Weight Loss, Dietary Intervention, Energy Intake, Low-Carbs Diet


Introduction. Partial meal replacements supplementing low calorie diets may be convenient for working people in time-constrained occupational settings. However, there is limited data obtained among non-obese, otherwise healthy subjects and very few real-life clinical studies corroborating findings from clinical experiments.

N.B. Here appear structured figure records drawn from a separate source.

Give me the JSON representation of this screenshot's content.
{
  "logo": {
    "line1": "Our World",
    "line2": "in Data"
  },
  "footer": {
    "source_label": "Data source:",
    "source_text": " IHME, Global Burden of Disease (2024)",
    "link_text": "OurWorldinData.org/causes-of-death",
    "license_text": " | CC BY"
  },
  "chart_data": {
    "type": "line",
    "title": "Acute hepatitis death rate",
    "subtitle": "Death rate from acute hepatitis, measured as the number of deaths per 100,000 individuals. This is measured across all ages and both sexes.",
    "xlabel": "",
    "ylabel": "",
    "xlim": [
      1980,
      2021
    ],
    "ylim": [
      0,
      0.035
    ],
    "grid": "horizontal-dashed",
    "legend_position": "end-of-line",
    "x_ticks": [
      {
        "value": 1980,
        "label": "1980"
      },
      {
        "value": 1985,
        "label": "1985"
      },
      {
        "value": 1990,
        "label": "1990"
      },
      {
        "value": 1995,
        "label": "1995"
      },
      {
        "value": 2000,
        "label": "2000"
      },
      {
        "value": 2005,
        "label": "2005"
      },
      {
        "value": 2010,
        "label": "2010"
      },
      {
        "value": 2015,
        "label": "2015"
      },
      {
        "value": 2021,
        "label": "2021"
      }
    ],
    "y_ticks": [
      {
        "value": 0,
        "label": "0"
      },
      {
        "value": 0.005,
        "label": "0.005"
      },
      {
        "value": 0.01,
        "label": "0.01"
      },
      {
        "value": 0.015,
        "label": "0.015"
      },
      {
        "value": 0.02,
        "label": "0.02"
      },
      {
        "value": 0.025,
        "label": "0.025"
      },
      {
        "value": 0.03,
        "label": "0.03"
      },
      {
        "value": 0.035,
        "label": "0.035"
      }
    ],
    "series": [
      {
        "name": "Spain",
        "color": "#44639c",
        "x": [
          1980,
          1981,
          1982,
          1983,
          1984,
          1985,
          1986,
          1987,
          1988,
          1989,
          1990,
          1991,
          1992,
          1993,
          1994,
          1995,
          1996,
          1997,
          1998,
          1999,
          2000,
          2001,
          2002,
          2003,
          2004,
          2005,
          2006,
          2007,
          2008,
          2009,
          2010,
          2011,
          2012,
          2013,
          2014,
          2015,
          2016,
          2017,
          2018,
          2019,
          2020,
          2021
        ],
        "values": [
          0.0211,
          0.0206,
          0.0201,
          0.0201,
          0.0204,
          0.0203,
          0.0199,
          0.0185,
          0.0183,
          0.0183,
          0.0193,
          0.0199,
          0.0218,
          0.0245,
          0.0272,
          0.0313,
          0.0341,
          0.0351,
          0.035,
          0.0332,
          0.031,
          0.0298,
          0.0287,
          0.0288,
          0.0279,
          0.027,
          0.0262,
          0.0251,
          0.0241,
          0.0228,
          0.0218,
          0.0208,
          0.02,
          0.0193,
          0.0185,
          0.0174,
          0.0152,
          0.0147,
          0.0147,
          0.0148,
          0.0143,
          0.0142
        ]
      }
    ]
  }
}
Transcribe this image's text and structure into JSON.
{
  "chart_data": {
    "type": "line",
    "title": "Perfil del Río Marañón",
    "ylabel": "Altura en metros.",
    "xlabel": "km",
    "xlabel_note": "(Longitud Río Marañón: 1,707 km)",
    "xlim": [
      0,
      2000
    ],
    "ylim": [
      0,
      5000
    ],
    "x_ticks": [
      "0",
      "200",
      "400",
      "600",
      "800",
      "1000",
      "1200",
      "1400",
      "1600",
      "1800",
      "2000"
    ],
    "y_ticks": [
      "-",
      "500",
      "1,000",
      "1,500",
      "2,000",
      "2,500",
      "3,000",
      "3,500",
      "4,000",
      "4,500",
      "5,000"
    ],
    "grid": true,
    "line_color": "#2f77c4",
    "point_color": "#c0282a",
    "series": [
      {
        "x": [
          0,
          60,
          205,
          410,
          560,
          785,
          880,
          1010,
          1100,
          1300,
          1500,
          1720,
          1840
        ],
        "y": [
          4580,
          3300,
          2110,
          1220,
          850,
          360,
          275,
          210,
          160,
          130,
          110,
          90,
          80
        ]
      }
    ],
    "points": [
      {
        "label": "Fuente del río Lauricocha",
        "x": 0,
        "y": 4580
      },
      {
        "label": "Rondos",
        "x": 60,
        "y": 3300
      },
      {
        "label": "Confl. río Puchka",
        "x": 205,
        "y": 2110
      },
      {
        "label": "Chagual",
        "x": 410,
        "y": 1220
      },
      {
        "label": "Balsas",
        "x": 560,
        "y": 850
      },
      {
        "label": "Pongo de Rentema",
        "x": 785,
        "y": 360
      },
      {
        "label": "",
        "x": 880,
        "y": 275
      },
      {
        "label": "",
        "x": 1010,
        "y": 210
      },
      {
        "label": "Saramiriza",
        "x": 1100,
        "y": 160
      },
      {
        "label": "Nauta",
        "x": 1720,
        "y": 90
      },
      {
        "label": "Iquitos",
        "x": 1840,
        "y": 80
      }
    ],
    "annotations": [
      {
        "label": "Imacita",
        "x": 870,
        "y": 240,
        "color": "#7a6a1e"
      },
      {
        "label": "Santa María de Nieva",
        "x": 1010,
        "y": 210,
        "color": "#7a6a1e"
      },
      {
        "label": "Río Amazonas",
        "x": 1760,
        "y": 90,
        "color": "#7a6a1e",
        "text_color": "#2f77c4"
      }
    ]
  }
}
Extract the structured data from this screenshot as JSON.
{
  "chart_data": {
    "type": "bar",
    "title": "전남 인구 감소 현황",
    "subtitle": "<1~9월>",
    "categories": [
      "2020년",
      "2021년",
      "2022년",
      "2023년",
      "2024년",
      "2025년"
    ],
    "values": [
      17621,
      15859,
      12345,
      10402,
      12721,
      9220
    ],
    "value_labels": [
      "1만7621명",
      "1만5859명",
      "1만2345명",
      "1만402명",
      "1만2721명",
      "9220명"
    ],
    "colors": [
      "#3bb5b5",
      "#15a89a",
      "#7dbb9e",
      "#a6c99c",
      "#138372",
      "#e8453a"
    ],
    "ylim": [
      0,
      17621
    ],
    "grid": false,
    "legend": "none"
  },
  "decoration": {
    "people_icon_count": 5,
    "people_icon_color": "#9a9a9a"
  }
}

Methods. We evaluated weight loss, glycemic control and body composition change among volunteer workers undergoing a 4-week low calorie diet followed by a 4-week maintenance regimen supplemented with meal replacements products.

Results. Forty-two employees took part to the study and completed the 4-week intervention, whereas 36 completed the maintenance phase. Thirty-one patients (73.7%) experienced a weight loss greater than 3% of initial body mass. There was a reduction in serum glucose (Δ28d= -6.9 mg/dL, p<0.01), insulin resistance (Δ28d= -0.40, p<0.01), insulin (Δ28d= -1.54 pmol l−1, p<0.05), and fatty mass (Δ28d= -2.2%, p<0.01) after adjustment for potential confounders. There was negligible reduction in lean body mass (Δ28d=-0.3%, Δ60d=-0.2%; p for trend =0.54) and basal metabolic rate (Δ28d=-8.0, Δ60d=-6.0; p for trend =0.44).  

Conclusions. We observed significant weight loss during a 2-month intervention period. The dietary strategy was well accepted irrespective of age, dietary regimen and sex. We also observed a improvement in glycemic control, both among overweight and normal weight volunteers.